Well I read it and like it. Proving once again that Catholics read and are devoted to the Sacred Scriptures.


#5

I really like B-16. Nice quote, thank you for posting it, CM.

Should we get into an amiable but spirited debate on how he nuances personal versus corporate interpretation of Scripture? This statement would seem “too Protestant” for some of CAF’s resident ecclesiologists.

Or

An attack on Jerome? (somewhat unexplored territory)

Or

Go after

rendering the Body of Christ present in the sacrament

which argument has been taken with mind-numbing frequency?
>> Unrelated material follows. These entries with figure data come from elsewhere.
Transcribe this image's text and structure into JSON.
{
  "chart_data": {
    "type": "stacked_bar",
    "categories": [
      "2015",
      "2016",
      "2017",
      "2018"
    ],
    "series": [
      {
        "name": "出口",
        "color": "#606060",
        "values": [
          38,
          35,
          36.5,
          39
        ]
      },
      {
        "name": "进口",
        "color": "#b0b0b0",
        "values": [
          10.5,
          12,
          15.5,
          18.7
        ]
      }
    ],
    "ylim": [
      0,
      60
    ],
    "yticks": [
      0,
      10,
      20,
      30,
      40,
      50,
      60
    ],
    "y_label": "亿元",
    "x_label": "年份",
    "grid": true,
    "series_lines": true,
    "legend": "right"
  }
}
Or should this just be a warm and fuzzy apologetics thread?


#6

As I understand it, the Church does leave plenty of leg room for personal interpretation about issues that are non-essential.


#7

This is great! Thank you CM for posting it :thumbsup:

God bless


#8

I don’t understand why some issues are deemed essential, in particular the immaculate conception, the assumption and papal infallibility. Whether these things are true or not is a separate issue from insisting that they believed in order to be saved. What makes an issue essential?


#9
 I am only going to offer my best guess.  I believe that whatever the Church professes to be a doctrine is essential for belief and she defines a doctrine most often when a truth that is questioned or denied.  So whatever the Church teaches is essential and everything else is open to interpretation until a false claim is made.  Once an idea is espoused that is not in line with the deposit of faith that was handed down from the Apostles, then it is rejected and a doctrine is defined which is then binding.
 That is how all the doctrines that I can think came about.

#10

If it’s revealed by God. Dogmatic definitions by the Church do not make something revealed by God, but rather confirm that fact. Refusing to believe something revealed by God is a sin against faith as it raises human wisdom above divine wisdom. Obviously, if one in good faith does not believe something they should, but they desire to believe all God has revealed, they are not culpable.


#11

Well said Genesis. That is a far more positive way to put it.